A checked version of this page, approved on 4 July 2022, was based on this revision.

Primary author of this description: A.N.Daryin.

1 Links
2 Locality of data and computations
- 2.1 Locality of implementation
  - 2.1.1 Structure of memory access and a qualitative estimation of locality
  - 2.1.2 Quantitative estimation of locality
3 Scalability of the algorithm and its implementations
- 3.1 Scalability of the algorithm
- 3.2 Scalability of of the algorithm implementation
4 Dynamic characteristics and efficiency of the algorithm implementation
5 Run results
6 References

1 Links

The parallel implementation in C language under discussion. This study was conducted using the Lomonosov supercomputer of the ^[1] Moscow University Supercomputing Center.

2 Locality of data and computations

2.1 Locality of implementation

2.1.1 Structure of memory access and a qualitative estimation of locality

2.1.2 Quantitative estimation of locality

3 Scalability of the algorithm and its implementations

3.1 Scalability of the algorithm

3.2 Scalability of of the algorithm implementation

Let us study scalability for the parallel implementation of Dijkstra's algorithm in accordance with Scalability methodology.

Variable parameters for the start-up of the algorithm implementation and the limits of parameter variations:

number of processors [4, 8 : 128] with the squares of integers;
graph size [16000:64000] with the step 16000.

The following figure shows the graph of the performance of the chosen implementation as a function of the variable start-up parameters.

Figure 1. Parallel implementation of Dijkstra's algorithm. Performance as a function of the number of processors and the area size.

In view of the features of this parallel implementation of Dijkstra's algorithm, the overall performance is rather low. With the growth in the number of processors, the performance improves slowly and even decreases when this number approaches 128. This is explained by the use of collective operations at each iteration of the algorithm and the fact that the communication expenses grow significantly with the increasing number of processors. On each processor, computations are performed fairly fast; consequently, the decomposition of the graph hardly compensates the communication expenses.

4 Dynamic characteristics and efficiency of the algorithm implementation

We used Intel Xeon X5570 processors with the peak performance 94 Gflops and the Intel 13.1.0 compiler. The figures illustrate the efficiency of this implementation for 32 processors.
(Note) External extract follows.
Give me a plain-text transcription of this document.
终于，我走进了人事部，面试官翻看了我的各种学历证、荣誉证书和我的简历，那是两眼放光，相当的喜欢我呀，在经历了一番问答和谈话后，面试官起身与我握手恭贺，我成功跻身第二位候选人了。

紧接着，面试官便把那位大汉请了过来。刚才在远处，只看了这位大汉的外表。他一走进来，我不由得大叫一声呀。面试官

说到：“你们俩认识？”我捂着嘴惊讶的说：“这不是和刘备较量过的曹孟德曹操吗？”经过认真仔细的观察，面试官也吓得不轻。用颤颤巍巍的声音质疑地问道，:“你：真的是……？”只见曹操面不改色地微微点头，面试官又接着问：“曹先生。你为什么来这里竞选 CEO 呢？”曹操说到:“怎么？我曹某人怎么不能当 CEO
Figure 2. Graph of CPU loading while executing Dijkstra's algorithm

The graph of CPU loading shows that the loading is about 50 percent almost all the time. This indicates that the processors are loaded uniformly when 8 processes per computational node are executed and Hyper Threading is not used.

Figure 3. Graph of the number of floating-point operations per second while executing Dijkstra's algorithm

Figure 3 shows the graph of the number of floating-point operations per second. It is seen that the overall performance is very low; namely, the peak performance is approximately 250 Kflops, and the performance averaged over all the nodes is about 150 Kflops. This indicates that almost all the calculations in the program are performed on integers.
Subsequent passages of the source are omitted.